Folk was bidding for the business of sprucing up ASIC’s logo and the graphics on its publications. In language reminiscent of the refrain of the pigs in George Orwell’s Animal Farm, its pitch described the logo thus: “Symbol good. Type Bad.” The typeface was “meek”, apparently. “Quiet and a bit bookish.”
ASIC sought something that would show a “dynamic” regulator that was “balanced, unwavering, strong”. Bolder lettering was a no brainer, the creative agency suggested, but it didn’t stop there — much could be achieved with bolder borders around the corporate logo. And bold lines on letters and publications. A bold dash, here and there.
The creatives outlined a series of different symbols and styles for reports or presentations to present ASIC in different modes — “Watch and act”, “boundaries” (or laws and rules) and “activity”, with images that tread distantly on the far reaches of the trail blazed by Mondrian. Or maybe Mr Squiggle.
Whether the pitch was successful, and how much the entire endeavour cost, we do not know. All may be revealed at some stage by a corporate watchdog that wishes to be viewed as “transparent” and “accountable”.
How good was that!
We regard this as being reporter Stephen Long’s greatest work, certainly on par with our best story, the Qantas Rat’s Scandal, and express deep regret that the story disappeared from the website of the national broadcaster.
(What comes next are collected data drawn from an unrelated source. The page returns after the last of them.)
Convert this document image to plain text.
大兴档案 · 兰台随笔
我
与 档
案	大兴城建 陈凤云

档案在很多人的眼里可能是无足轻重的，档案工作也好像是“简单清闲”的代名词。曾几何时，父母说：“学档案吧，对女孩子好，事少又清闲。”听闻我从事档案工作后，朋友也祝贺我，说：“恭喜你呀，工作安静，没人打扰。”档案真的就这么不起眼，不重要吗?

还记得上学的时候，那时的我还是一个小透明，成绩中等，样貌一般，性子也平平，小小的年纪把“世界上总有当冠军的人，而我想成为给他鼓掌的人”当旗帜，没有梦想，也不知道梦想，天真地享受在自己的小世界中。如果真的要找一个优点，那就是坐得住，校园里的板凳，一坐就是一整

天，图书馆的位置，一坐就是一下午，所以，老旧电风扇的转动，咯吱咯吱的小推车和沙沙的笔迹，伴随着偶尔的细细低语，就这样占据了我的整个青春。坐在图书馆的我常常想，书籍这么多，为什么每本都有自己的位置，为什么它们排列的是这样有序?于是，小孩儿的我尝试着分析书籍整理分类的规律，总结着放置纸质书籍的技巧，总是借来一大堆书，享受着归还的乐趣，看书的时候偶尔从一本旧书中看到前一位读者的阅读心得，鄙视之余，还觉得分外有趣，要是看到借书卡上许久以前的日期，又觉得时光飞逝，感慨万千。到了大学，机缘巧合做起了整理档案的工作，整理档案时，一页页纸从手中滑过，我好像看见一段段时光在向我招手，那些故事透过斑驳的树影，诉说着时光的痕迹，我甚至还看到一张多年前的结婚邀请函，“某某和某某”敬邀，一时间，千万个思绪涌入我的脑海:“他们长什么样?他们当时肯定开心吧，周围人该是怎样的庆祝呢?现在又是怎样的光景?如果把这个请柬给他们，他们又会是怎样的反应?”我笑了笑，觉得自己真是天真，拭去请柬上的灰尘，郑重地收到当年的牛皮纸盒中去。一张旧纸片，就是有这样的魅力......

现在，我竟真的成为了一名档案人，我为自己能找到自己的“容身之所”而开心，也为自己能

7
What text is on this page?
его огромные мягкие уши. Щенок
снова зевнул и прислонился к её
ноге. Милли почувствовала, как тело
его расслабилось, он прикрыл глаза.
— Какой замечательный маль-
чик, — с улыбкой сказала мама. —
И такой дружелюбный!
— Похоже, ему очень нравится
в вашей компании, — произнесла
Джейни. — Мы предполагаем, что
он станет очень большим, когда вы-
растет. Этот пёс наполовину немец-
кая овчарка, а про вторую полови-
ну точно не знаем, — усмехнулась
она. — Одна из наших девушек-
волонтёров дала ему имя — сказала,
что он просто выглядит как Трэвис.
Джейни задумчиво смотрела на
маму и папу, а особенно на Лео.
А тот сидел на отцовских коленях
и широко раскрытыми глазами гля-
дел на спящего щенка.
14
There is significant public interest in this story too. The systemic fraud by Australia’s largest financial institutions which has been chronicled at the Banking Royal Commission, right under ASIC’s nose, would surely never have occurred had the branding of the watchdog been bolder, more unwavering and strong.
We may find out today what happened to the original story. Perhaps somebody tapped the wrong key and accidentally deleted it. Perhaps the reporter was “Albericied”, a reference to the sudden disappearance of a tax story by ABC chief economics correspondent Emma Alberici, despite it being such an excellent, though of course unwitting follow-up of the multinational tax avoidance coverage right here at michaelwest.com.au.
Michael Broadhead, the managing director of design consultancy Folk, which is advising ASIC on its makeover and whose moniker is “Looking through a different lens”, has this on his LinkedIn profile:
I have global and regional experience with large multi-nationals and start-ups in Australia, United States, Singapore and China. I’ve also worked with a number of Australian, NSW and QLD Government agencies, including Department of the Prime Minister and Cabinet.
While we could not hope to match Michael’s chic, nouveau mondo design, we humbly suggest something conceptually different: a mascot, Snickers, to head up the campaign, “Come on, give us a tickle. We’ll lick you to death!”
Some 12 hours after the Long story was taken down, it was put up again on ABC websites. Official line from management was that it was a “cock-up”, that the story was meant to run as a companion piece with another story. However, ABC insiders described it as self-censorship due to editorial management timidity.